Ferreyra entered the world in Cordoba, Argentina, in 1937. She first studied piano under Celia Bronstein in Buenos Aires, later receiving instruction from Nadia Boulanger in Paris and collaborating with Earle Brown and György Ligeti. In 1963 she entered the research division of the Office de Radiodiffusion Television Francaise and became a central figure at GRM; there, together with Guy Reibel, she helped realize Pierre Schaeffer’s Solfège De L’Objet Sonore (1967) and served as an instructor. After departing the organization in 1970 she partnered with Bernard Baschet on his structures sonores and prepared an electro-acoustic soundtrack for Fiorella Mariani’s 1973 film Homo Sapiens. Throughout that decade she continued writing for music-therapy contexts and advanced her educational initiatives. Dartmouth College in New Hampshire hosted her first electronic-music residency in 1976, with a return visit in 1988. She maintained an active schedule of entries for competitions and festival commissions. Mnémosyne Musique Média issued a self-titled disc of pieces spanning 1972–1997 in 1998. Toward the close of the decade she organized a series of musique concrète concerts at the Centre d’études et de recherches Pierre Schaeffer in Montbelliard, France. The 2003 collection La Rivière Des Oiseaux gathered additional commissions, while a 2012 INA-GRM compact disc presented newer works created for both that institution and IMEB.
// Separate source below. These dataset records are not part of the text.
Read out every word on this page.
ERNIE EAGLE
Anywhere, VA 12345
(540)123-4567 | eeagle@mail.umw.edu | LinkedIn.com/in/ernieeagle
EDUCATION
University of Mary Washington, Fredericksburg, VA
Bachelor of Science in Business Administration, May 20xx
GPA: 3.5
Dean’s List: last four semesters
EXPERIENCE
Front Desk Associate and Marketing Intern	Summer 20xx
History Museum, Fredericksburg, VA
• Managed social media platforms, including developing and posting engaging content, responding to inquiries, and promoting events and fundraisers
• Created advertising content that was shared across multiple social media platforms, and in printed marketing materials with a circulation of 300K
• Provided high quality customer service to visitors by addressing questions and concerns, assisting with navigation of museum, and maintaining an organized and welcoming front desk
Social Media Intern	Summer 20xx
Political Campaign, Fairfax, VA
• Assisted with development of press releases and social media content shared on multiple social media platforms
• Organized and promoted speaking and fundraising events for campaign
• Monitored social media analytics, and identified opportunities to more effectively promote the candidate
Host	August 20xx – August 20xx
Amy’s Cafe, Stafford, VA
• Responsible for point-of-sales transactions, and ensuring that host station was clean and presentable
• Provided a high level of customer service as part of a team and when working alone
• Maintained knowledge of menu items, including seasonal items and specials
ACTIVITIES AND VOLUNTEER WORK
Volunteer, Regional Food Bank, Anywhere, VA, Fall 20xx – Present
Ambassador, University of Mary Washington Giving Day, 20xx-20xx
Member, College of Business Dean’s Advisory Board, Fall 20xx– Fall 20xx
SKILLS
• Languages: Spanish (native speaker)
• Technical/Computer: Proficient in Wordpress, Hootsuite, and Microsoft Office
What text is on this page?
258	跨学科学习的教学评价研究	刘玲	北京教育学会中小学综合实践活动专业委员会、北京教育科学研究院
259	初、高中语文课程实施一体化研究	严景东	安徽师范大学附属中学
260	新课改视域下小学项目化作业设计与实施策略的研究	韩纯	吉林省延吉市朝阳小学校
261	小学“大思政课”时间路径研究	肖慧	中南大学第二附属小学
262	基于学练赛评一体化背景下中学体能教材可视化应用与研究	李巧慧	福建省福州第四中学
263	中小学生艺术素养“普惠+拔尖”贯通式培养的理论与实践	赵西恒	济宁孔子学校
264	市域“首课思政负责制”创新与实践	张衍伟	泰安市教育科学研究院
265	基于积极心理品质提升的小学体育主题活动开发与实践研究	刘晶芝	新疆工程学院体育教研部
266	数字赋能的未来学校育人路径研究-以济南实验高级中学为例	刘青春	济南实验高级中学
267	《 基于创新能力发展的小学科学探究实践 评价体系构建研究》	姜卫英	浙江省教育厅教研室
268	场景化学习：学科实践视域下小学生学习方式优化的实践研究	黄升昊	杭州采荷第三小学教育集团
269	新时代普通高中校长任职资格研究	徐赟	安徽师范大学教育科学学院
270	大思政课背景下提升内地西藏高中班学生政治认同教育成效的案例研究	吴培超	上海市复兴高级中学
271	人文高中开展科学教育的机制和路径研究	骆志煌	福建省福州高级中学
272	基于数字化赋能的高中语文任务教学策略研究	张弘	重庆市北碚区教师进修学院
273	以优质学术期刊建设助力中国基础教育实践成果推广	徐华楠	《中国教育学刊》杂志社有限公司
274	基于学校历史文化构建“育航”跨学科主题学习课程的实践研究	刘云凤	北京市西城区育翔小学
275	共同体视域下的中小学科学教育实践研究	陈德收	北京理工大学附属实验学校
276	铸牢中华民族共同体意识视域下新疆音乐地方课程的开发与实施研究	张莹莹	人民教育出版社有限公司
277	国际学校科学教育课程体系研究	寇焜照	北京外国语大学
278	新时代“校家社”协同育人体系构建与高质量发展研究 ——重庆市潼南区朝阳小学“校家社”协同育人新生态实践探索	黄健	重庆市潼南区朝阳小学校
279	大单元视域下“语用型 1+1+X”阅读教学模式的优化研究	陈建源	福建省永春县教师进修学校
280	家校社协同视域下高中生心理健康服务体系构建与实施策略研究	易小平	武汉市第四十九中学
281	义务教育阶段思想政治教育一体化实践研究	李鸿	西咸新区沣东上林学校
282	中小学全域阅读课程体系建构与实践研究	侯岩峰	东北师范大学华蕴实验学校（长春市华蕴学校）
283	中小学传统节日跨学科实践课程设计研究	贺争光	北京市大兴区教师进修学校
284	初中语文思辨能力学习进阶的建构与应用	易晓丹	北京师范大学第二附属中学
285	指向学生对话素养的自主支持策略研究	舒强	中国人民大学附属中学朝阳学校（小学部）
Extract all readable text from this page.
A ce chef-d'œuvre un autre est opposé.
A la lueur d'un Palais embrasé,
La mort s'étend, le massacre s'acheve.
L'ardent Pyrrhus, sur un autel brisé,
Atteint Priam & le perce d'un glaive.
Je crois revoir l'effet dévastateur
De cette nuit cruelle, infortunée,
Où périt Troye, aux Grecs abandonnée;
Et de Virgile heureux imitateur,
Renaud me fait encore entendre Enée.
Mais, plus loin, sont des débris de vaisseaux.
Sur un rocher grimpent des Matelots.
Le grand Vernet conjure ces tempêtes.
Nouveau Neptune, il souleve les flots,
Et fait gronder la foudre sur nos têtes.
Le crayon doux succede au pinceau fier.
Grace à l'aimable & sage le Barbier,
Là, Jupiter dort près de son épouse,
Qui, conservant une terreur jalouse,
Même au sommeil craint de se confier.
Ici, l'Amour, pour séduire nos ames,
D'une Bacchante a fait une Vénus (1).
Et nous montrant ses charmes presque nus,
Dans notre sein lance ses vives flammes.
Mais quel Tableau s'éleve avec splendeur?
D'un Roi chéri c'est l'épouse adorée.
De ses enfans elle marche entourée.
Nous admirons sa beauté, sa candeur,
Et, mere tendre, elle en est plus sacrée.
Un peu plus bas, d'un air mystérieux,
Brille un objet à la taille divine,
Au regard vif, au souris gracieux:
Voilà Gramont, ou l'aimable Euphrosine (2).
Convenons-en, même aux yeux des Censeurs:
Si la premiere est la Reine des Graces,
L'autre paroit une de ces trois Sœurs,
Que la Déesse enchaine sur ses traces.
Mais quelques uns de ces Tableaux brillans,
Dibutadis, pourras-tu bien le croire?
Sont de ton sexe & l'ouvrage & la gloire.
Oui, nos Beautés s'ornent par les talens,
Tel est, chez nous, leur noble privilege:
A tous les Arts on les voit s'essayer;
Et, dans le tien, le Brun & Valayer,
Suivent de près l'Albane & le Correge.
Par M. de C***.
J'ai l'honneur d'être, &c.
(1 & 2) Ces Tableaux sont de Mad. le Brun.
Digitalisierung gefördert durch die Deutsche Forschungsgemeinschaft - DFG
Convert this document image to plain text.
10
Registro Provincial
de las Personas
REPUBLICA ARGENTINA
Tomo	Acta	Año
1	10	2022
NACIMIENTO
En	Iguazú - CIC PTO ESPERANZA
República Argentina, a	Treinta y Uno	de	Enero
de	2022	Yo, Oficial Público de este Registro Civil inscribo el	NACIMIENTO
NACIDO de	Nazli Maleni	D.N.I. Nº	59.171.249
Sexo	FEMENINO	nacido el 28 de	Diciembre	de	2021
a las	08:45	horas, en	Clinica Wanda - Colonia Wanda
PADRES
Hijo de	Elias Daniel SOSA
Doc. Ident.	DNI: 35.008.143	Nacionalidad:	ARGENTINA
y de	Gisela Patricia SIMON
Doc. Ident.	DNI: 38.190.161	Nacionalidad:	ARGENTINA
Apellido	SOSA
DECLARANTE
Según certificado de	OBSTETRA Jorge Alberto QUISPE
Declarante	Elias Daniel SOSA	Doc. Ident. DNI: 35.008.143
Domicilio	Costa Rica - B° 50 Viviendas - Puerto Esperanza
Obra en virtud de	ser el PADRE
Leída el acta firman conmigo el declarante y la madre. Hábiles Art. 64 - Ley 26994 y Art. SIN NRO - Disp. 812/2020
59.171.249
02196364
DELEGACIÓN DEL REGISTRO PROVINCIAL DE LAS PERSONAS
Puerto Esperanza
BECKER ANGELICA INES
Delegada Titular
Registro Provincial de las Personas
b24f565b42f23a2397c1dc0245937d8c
Named an honorary member of CIME/IMC UNESCO in 2014, Ferreyra saw four pieces—two dating from the 1960s and two from the present century—released on vinyl by Recollection GRM/Editions Mego under the title GRM Works in 2015. Nahash, a work commissioned by former INA-GRM artistic director Christian Zanési and realized with Christine Groult, appeared on trAce Label. She has remained productive, granting numerous interviews that revisit her compositional life. Two favorably received albums, Huellas Entreveradas on Persistence of Sound and Echos + on Room40, surfaced in 2020. A split LP shared with Natasha Barrett followed in 2021, and Room40 subsequently brought out Canto+. The ambitious sixteen-channel Senderos de luz y sombras, composed for GRM between 2016 and 2020, reached the public in 2023; later the same year Room40 issued UFO Forest +, which gathers both tape and computer pieces.